Nos últimos anos, a busca por uma sociedade mais inclusiva tem se tornado uma pauta essencial em diversos âmbitos. Nesse contexto, a Comissão de Defesa dos Direitos da Mulher da Câmara dos Deputados deu um passo significativo ao aprovar um projeto de lei que visa garantir a acessibilidade no Disque 180, a Central de Atendimento à Mulher.
Projeto é aprovado para incluir obrigação de acessibilidade no Disque 180
Essa medida tem como objetivo eliminar barreiras que possam dificultar o atendimento de denúncias de violência contra a mulher, especialmente aquelas que possuem deficiências.
Uma mudança necessária na legislação
O projeto de lei, intitulado Projeto de Lei 82/22, foi proposto pelo ex-deputado Felipe Rigoni (ES).
Em resumo, o projeto tem como objetivo modificar a Lei 10.714/03, que inicialmente concedeu autorização ao Poder Executivo para fornecer um número telefônico de abrangência nacional, destinado a receber denúncias de violência contra a mulher.
A proposta visa incluir um dispositivo que estabelece a obrigatoriedade de que a Central de Atendimento à Mulher siga os critérios de acessibilidade definidos na Lei Brasileira de Inclusão da Pessoa com Deficiência.
A importância da acessibilidade
A acessibilidade é um direito fundamental que visa garantir que todas as pessoas, independentemente de suas capacidades físicas ou cognitivas, possam participar plenamente da sociedade. No contexto do atendimento à violência contra a mulher, essa acessibilidade torna-se ainda mais crucial. Muitas mulheres que sofrem violência também possuem deficiências. Desse modo, é fundamental que elas tenham a possibilidade de denunciar esses casos de forma eficaz e sem barreiras.

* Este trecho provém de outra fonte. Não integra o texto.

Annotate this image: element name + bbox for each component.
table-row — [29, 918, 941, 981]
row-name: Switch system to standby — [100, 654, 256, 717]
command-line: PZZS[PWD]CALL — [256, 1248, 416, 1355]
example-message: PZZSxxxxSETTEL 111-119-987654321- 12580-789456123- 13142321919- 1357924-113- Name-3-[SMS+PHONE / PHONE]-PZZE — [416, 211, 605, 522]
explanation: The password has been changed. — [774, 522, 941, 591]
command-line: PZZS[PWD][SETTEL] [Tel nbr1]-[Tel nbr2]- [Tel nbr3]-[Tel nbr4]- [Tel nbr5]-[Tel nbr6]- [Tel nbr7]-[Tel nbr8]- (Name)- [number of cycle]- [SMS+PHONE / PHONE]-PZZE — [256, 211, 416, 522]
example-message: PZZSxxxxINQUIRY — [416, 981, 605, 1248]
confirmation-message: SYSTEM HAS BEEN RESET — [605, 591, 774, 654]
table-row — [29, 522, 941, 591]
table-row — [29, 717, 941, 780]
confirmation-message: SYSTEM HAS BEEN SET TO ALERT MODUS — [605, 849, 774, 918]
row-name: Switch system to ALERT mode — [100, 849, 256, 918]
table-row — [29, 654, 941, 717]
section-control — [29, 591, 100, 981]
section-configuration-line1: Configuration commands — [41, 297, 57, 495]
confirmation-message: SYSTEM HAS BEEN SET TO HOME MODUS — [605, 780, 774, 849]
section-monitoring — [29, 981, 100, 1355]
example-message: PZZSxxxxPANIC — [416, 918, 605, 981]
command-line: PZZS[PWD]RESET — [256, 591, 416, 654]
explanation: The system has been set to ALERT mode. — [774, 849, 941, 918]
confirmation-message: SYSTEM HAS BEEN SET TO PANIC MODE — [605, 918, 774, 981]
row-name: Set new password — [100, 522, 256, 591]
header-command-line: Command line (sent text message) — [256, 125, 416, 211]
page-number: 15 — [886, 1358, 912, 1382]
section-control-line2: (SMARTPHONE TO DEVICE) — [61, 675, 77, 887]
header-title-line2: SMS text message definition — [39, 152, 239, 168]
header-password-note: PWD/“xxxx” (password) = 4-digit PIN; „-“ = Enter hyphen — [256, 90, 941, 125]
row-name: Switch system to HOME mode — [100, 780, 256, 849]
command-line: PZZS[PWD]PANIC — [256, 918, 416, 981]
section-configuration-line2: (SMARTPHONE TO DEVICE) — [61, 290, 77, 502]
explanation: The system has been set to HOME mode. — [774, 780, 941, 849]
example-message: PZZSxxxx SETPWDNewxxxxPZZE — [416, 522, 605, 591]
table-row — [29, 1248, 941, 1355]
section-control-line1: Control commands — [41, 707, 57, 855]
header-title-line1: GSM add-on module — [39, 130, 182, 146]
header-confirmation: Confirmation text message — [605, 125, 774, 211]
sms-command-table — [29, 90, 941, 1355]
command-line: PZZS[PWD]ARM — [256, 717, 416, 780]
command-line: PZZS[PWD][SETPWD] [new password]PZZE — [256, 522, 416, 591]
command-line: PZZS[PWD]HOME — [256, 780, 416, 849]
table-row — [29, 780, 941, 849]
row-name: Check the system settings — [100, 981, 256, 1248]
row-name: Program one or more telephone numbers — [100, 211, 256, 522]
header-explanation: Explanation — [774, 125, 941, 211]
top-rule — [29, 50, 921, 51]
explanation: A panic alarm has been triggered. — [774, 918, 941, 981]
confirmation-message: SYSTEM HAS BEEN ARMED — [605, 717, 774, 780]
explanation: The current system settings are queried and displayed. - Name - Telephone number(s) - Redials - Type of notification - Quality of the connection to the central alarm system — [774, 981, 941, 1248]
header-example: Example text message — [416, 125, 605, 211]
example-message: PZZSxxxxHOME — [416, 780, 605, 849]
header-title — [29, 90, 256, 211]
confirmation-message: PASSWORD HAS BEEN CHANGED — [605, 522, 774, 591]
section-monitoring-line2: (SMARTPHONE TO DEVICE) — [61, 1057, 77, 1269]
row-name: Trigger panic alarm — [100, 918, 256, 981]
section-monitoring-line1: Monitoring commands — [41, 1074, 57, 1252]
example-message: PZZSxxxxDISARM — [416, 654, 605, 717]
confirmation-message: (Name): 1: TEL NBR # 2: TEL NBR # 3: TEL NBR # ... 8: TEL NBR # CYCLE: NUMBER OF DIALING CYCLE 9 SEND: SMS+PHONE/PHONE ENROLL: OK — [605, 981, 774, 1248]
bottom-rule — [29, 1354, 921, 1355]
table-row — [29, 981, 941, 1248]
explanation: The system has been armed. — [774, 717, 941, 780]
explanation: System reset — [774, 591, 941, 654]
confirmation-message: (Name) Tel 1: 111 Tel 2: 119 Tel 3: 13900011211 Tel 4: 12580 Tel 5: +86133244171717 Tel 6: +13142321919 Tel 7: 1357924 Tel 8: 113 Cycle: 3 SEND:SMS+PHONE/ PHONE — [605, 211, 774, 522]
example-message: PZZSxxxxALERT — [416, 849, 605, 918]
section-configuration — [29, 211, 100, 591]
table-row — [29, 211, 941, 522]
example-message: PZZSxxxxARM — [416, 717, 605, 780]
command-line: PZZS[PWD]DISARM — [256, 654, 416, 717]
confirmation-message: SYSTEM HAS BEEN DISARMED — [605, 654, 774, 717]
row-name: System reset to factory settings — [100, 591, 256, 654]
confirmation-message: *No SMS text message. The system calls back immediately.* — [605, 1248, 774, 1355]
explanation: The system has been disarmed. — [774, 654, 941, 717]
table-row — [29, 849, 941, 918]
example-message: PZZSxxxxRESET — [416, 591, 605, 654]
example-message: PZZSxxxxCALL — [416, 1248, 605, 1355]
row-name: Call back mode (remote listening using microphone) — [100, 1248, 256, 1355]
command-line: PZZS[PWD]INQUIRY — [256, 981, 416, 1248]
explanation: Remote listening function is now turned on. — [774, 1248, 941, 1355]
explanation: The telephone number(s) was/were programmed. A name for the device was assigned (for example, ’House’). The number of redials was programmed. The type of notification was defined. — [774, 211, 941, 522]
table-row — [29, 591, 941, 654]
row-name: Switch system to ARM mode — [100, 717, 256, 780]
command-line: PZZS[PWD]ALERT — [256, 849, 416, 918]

Dados oficiais e necessidade de ação
A deputada Tabata Amaral (PSB-SP), relatora do projeto, destacou a importância dessa medida ao citar dados do Instituto de Pesquisa Econômica Aplicada (Ipea). De acordo com esses dados, 58,5% dos casos de violência contra pessoas com deficiência estão relacionados à violência doméstica.
Além disso, as estatísticas revelam que as mulheres são a maioria das vítimas em notificações de violência, independentemente do tipo de deficiência, com um número de denúncias 76% superior ao dos homens.
Urgência na eliminação de barreiras
A relatora também enfatizou que, considerando o alto número de mulheres com deficiência que sofrem violência diariamente, a eliminação de obstáculos e barreiras que impeçam o pleno exercício de seus direitos por meio do Disque 180 é uma questão extremamente urgente.
Uma vez que garantir que essas mulheres tenham acesso a uma linha de denúncia acessível e eficaz é um passo fundamental para combater a violência e promover a igualdade de gênero.
Próximos passos na tramitação
Conforme informações oficiais, o Projeto de Lei 82/22 seguirá agora para análise em duas comissões: a Comissão de Defesa dos Direitos das Pessoas com Deficiência e a Comissão de Constituição e Justiça e de Cidadania.